My family hangs out regularly with neighbors who have become not only good friends but also family. We live in a very diverse neighborhood among others who support gay marriage, like Bill who officiated at the lesbian wedding of two of his friends. There's also Sherry and Ellen, whom I got to know better when they were expecting their son, Parker. They have become an extra pair of moms to my kids — an incredible family in every way — except they can't legally marry in our state.
The gay marriage chat
Thirteen states have legalized gay marriage, and recently it looked like Illinois may have become the fourteenth (at the last minute, the vote wasn't called). My husband and I were talking about how great it was when we lived in Massachusetts and they legalized gay marriage. I made a comment about how ridiculous it was that Sherry and Ellen couldn't legally marry. Joshua, our 11-year-old, was confused.
"I thought Sherry and Ellen were married," he said.
"Nope," I replied.
"Why? They have Parker."
"Only some states recognize gay marriage," I explained. My husband briefly mentioned some of the benefits he and I are entitled to that they don't have.
In typical tween fashion, Josh's response cut to the chase:
Same, but not equal
My husband and I have had gay and lesbian friends and family for as long as we can remember. When I became a childbirth educator, my first job was teaching classes to lesbian moms-to-be at an LGBT health center, including when I was pregnant with Joshua — he's literally been surrounded by lesbians since before he was born. My oldest, Justin, 15, goes to high school with plenty of classmates who are out and proud and recently marched in the Gay Pride parade to support them.
Yet, it never occurred to my kids until recently that at the end of the day, Sherry and Ellen — and the many other LGBT adults in committed relationships we know — don't have the legal right to marry — and how that's wrong.

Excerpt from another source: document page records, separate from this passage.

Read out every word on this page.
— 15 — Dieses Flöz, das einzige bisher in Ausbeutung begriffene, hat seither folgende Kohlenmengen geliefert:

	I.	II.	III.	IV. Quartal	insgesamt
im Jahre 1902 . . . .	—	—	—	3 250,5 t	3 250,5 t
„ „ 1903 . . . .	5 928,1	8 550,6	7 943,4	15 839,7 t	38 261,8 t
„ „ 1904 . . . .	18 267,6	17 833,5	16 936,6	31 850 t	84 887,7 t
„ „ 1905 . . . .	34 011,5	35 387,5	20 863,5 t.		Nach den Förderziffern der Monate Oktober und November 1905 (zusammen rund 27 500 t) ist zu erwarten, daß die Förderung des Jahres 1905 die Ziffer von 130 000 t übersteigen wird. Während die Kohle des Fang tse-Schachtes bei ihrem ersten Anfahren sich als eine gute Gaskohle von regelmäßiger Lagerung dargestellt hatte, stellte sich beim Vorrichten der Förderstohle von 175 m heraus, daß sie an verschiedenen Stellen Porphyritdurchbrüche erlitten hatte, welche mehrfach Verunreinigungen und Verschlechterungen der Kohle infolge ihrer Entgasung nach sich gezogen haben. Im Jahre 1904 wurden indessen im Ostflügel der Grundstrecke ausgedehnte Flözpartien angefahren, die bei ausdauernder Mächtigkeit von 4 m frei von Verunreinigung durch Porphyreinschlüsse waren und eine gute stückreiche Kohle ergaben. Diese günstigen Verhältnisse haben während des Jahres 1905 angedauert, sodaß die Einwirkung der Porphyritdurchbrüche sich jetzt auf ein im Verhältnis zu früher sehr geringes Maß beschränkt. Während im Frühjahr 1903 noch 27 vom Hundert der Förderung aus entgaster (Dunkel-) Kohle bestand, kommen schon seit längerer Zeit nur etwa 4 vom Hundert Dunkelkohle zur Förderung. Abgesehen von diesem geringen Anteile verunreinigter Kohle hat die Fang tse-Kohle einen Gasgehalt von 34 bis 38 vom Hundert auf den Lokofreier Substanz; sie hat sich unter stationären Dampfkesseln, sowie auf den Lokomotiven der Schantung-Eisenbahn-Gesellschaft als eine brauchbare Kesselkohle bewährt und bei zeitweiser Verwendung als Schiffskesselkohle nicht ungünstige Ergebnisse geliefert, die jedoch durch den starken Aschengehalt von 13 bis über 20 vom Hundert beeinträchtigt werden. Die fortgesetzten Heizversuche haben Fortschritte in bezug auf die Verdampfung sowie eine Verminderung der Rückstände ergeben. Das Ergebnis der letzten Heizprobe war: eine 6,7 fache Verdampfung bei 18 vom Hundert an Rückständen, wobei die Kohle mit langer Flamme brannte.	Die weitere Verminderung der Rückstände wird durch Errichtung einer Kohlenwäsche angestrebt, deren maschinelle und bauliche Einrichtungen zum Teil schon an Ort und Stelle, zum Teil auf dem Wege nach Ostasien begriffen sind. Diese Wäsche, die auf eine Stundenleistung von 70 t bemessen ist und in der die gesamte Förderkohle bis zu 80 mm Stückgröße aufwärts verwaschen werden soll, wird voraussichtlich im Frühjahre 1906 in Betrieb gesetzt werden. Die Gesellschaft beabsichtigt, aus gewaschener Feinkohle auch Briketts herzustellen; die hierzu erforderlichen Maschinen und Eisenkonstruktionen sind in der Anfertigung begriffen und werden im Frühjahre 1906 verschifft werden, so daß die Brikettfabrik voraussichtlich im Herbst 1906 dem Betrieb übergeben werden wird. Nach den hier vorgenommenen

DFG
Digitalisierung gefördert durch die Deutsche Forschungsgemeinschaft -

My kids' thoughts about gay marriage in their own words
Justin says, "When you love someone, it doesn't matter — especially when they have kids — [not being married] ends up hurting the kids and society more than anything else."
As for Joshua, whose "That's dumb" reply to gay marriage not being legal inspired me to write this article?
He says, “My neighbors are cool — we're always hanging out with them. It’s messed up that they and everyone else can’t have equal rights. I believe that gay marriage should be allowed because everyone is equal."